Seems to me, friends, that’s how God’s Spirit often works among us to give strength and hope in hard times. We don’t, we can’t do life alone. We borrow stories, insights, inspiration from others. We hang on for dear life to Holy Love in our shared humanity. Maybe this rope was used on camp-outs when I was a kid—to lash logs into a tower, or bear the strain of our opposing teams tugs. Imagine how many hands have held, gripped, coiled it again for someone else to use. And so, we try to borrow the best of others, threads of memory, a rope of shared experience laid out over ages. All the way back to Jesus, his life and ministry shaping all who follow his way of service—instilled and invigorated in us. And Mark tells us: to nurture that resilience, to live faith with sacred strength, even Jesus often had to go away for quiet time … to keep rising, and live new possibility. Because we’re not always at our best with each other, especially when stresses, strains, demands make life hard and de-center us from God.

Learning to rise … Brene Brown talks about finding courage to own hard stories so we can write new chapters. Stories told by society or ourselves about ourselves that diminish trust and relational connection and crush our self-worth. The three most harmful narratives diminish our lovability, divinity, and creativity. Check this, she says: Just because someone isn’t willing or able to love us, it doesn’t mean we are unlovable. Check this, she says: No person is ordained to judge our divinity or gauge or spiritual worthiness. Check this, she says: Just because we didn’t measure up to some standard of achievement doesn’t mean that we don’t possess gifts and talents that only we can bring to the world.[v]

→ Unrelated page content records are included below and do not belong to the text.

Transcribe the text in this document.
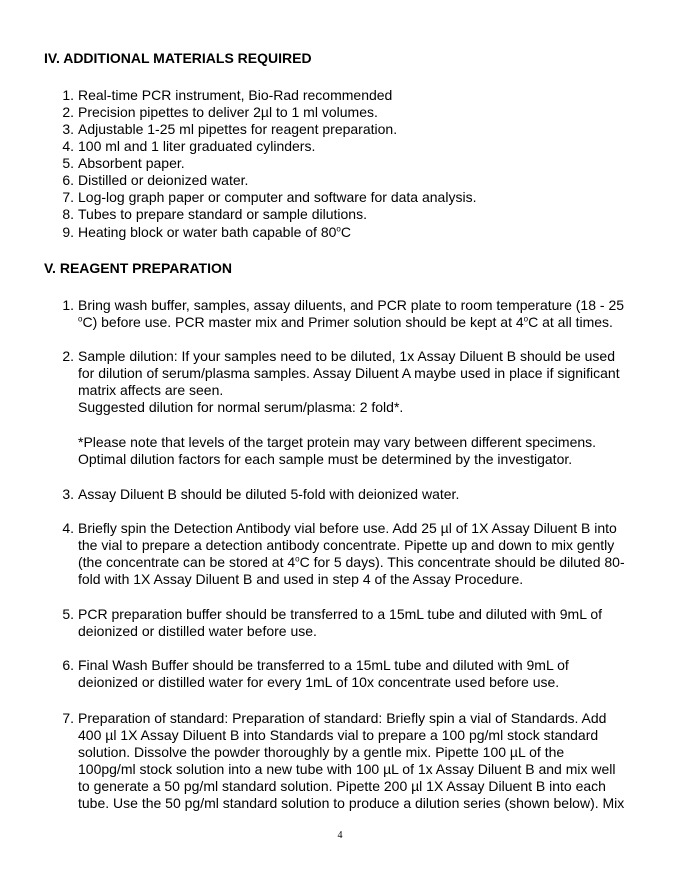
IV. ADDITIONAL MATERIALS REQUIRED
1. Real-time PCR instrument, Bio-Rad recommended
2. Precision pipettes to deliver 2µl to 1 ml volumes.
3. Adjustable 1-25 ml pipettes for reagent preparation.
4. 100 ml and 1 liter graduated cylinders.
5. Absorbent paper.
6. Distilled or deionized water.
7. Log-log graph paper or computer and software for data analysis.
8. Tubes to prepare standard or sample dilutions.
9. Heating block or water bath capable of 80$^o$C
V. REAGENT PREPARATION
1. Bring wash buffer, samples, assay diluents, and PCR plate to room temperature (18 - 25
$^o$C) before use. PCR master mix and Primer solution should be kept at 4$^o$C at all times.
2. Sample dilution: If your samples need to be diluted, 1x Assay Diluent B should be used
for dilution of serum/plasma samples. Assay Diluent A maybe used in place if significant
matrix affects are seen.
Suggested dilution for normal serum/plasma: 2 fold*.

*Please note that levels of the target protein may vary between different specimens.
Optimal dilution factors for each sample must be determined by the investigator.

3. Assay Diluent B should be diluted 5-fold with deionized water.
4. Briefly spin the Detection Antibody vial before use. Add 25 µl of 1X Assay Diluent B into
the vial to prepare a detection antibody concentrate. Pipette up and down to mix gently
(the concentrate can be stored at 4$^o$C for 5 days). This concentrate should be diluted 80-
fold with 1X Assay Diluent B and used in step 4 of the Assay Procedure.
5. PCR preparation buffer should be transferred to a 15mL tube and diluted with 9mL of
deionized or distilled water before use.
6. Final Wash Buffer should be transferred to a 15mL tube and diluted with 9mL of
deionized or distilled water for every 1mL of 10x concentrate used before use.
7. Preparation of standard: Preparation of standard: Briefly spin a vial of Standards. Add
400 µl 1X Assay Diluent B into Standards vial to prepare a 100 pg/ml stock standard
solution. Dissolve the powder thoroughly by a gentle mix. Pipette 100 µL of the
100pg/ml stock solution into a new tube with 100 µL of 1x Assay Diluent B and mix well
to generate a 50 pg/ml standard solution. Pipette 200 µl 1X Assay Diluent B into each
tube. Use the 50 pg/ml standard solution to produce a dilution series (shown below). Mix
4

Tod Bolsinger remembers how on a hot August day, Dr. King stood on the steps of the Lincoln Memorial before a crowd who knew the cost and the long road of trying to bring genuine, deep, and lasting change to a society stuck in status quo injustice. His voice cried out and his rhetoric soared. He envisioned the hard work of hewing hope from despair. It doesn’t just happen. A tempered leader and people get formed in the crucible of reflection, relationships, and a rhythm of life leading and not leading. Forging resilience in a grounded identity—teachable, attuned, adaptable, tenacious.[vi]

If you ask me, sounds a lot like Jesus we follow—a life-line to whom we cling, as we wait for the Lord. As we wait enfolded in grace, receiving courage, new perspectives maybe even thought impossible, renewed strength and determination to get up each new day and see what we can do for goodness in this world. As we wait, remembering, lingering in past fondness and present blessing and laugh and fill with joy, among even the hardest and could-be-saddest bits of life. As we wait and feel Holy Love raise us up on eagles’ wings, bear us on the breath of dawn, and make us shine like the sun, ever held by the calloused and tender compassionate palm of Jesus’ hand.

Thanks be to God. Amen.

 

 

[i] Quoted and abridged from This I Believe, https://thisibelieve.org/essay/60790/

[ii] Quoted and abridged from This I Believe, https://thisibelieve.org/essay/83009/

[iii] Quoted and abridged from https://www.npr.org/2008/04/07/89357808/a-god-who-remembers

[iv] Quoted and abridged from This I Believe, https://thisibelieve.org/essay/61518/

[v] Quoted and abridged from Brene Brown, Dare to Lead (New York: Random House, 2018), 267.

[vi] Quoted and abridged from Tod Bolsinger, Tempered Resilience: How Leaders Are Formed in the Crucible of Change (Downers Grove, IL: Inter-Varsity Press, 2020), 207.